A VUELTAS CON JAMES WHALE

 

               Recalo en una película de 1932 del director británico que no había visto: El caserón de las sombras (The Old Dark House) y la curiosidad va en aumento: Boris Karloff (“Karloff” como consta en créditos de otras películas; como se les decía antes a los grandes actores: “Rodero”, “la Rivelles”; a las mujeres con el artículo por delante) Charles Laughton, Melvyn Douglas y Raymond Massey en el reparto, actores en los inicios de su carrera en Hollywood (exceptuando a Karloff); continúa la curiosidad: basada en una novela de J.B. Priestley, Benighted; una temprana muestra de terror gótico (caserón, familia con secretos, extraños obligados a compartir noche) que se intercala con ciertos toques de humor.

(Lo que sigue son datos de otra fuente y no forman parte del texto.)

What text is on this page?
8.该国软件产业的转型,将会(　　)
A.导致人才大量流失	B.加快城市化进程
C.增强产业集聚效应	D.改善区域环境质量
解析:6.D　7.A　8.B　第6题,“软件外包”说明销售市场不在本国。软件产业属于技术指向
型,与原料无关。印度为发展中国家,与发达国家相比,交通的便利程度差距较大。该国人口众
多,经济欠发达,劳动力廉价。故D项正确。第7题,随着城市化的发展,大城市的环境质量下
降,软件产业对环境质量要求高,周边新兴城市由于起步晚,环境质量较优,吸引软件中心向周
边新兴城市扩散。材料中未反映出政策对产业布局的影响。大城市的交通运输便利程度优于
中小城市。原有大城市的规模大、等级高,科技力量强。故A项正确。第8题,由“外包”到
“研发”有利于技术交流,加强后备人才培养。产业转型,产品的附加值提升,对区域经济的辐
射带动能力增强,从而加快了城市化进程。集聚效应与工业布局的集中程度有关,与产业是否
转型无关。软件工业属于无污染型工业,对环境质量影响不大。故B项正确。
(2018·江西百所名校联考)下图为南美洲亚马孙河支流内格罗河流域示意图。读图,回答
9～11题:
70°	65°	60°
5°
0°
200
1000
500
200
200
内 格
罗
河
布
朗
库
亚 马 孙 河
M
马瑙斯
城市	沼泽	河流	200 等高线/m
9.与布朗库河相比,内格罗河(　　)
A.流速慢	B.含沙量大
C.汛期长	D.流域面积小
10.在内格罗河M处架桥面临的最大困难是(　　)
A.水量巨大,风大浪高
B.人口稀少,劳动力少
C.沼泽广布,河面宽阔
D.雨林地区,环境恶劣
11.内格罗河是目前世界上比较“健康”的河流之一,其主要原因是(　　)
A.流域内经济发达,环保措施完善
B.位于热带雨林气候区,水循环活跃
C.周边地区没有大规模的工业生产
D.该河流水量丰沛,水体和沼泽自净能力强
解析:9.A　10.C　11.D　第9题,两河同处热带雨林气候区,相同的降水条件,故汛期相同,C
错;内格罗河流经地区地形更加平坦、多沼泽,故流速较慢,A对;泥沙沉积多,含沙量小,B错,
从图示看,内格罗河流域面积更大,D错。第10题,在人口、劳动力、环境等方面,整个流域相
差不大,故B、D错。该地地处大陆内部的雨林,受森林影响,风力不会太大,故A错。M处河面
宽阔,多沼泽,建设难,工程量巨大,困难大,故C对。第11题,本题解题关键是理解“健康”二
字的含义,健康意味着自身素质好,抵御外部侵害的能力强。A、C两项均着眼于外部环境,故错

Esta reunión de caballeros británicos (Whale, Karloff, Laughton) en una casona de piedra resulta, como poco, extravagante. Y es que el director tenía afinidad por los intérpretes ingleses; él insistió un año antes para que Colin Clive interpretase a Henry Frankenstein en su Frankenstein por haberle dirigido previamente en un montaje que se estrenó en Londres, se trasladó a Broadway y se adaptó a la pantalla en lo que fue su primer trabajo como director de cine.

               Porque si algo rezuma el cine de Whale es lo elaborado de sus puestas en escena. En la mencionada El caserón de las sombras no puede negarse que el director estaba encantado con un decorado contundente por donde se pierden los personajes: Massey y Gloria Stuart subiendo por una empinada escalera de piedra que no puede negar su teatralidad. Lo que sucede es que ahora Whale puede seguir literalmente a sus actores con una cámara. Lo mismo ocurre con la ya emblemática imaginería del laboratorio del doctor Frankenstein, o con la taberna donde por primera vez “no vemos” a El hombre invisible. Permítaseme una digresión: ¿cómo debieron quedarse los espectadores de 1933 cuando Claude Rains (otro británico) comienza a quitarse las vendas de la cara para comprobar que allí debajo no había nada? Los espectadores de 1933 no debieron ganar para sustos entre el señor invisible y King Kong.

               Si bien es cierto que los guionistas de aquel Frankenstein contribuyeron a dar un paso más en el historial de masacre de la novela que acarreaba ya un siglo de adaptaciones, principalmente para la escena, Whale le dio a la criatura de Mary Shelley el halo poético y romántico que tiene en el original, aunque desde otra perspectiva argumental: basta con echar un vistazo a la planificación de la secuencia de la criatura con la niña al borde del lago; o al largo travelling en que el estoico aldeano llega a la festiva villa portando el cadáver de la niña; o la llegada de la turba popular al molino; o el intercambio de planos que criatura y creador tienen a través del rotor de las aspas; o el plano final del edificio ahogado en las vengativas llamas (por cierto que el trabajo de Karloff acorralado por el fuego es estremecedor).

               Whale dirigió también primeras versiones de películas que luego serían revisitadas por otros directores: Waterloo Bridge, de 1931, no se encontró aun con la censura del código Hays y se mantuvo fiel al argumento de la obra de teatro de Robert Sherwood. Journey’s End (1930) tendría poco después su versión alemana. The Man in the Iron Mask, de 1939, vería después una nueva versión para televisión en 1977 y otra para la pantalla grande en 1998. Show Boat: ese musical iniciático que ya había tenido una primera versión cinematográfica en 1929 y que, además de la versión de Whale de 1936 (si tienen hipo, échenle un vistazo al travelling circular con que se inicia el Ol’ man river), luego vería otra en technicolor en 1951 con el inefable Howard Keel y Ava Gardner.

               Ser homosexual en el Hollywood de los treinta no tenía que ser fácil y Whale nunca ocultó su relación con el productor David Lewis. Y, aunque éste no fuese el motivo, el hecho es que el director dejó el cine en la década de los cuarenta. El resto: la pérdida de facultades por la inhalación de humo en un incendio en su mansión, la depresión, su progresivo refugio en la pintura y el suicidio, en 1957, dejando una nota que bien puede reflejar su hastío: El futuro está lleno únicamente de dolor y viejos recuerdos... Necesito estar en paz y este es el único modo de lograrlo. Mi vida ha sido maravillosa.

                Por suerte tenemos a Ian McKellen, que puso su talento (enorme) para que nos pudiéramos imaginar cómo fueron esos últimos momentos de James Whale, en la película Dioses y monstruos (Bill Condon, 1998). Y nos queda su imagen flotando boca abajo en la piscina de una mansión en la que pudo tener lugar un último acercamiento a lo intangible, a la necesidad de ser inmortal aunque sea a través de la piel sudorosa y curtida de un jardinero.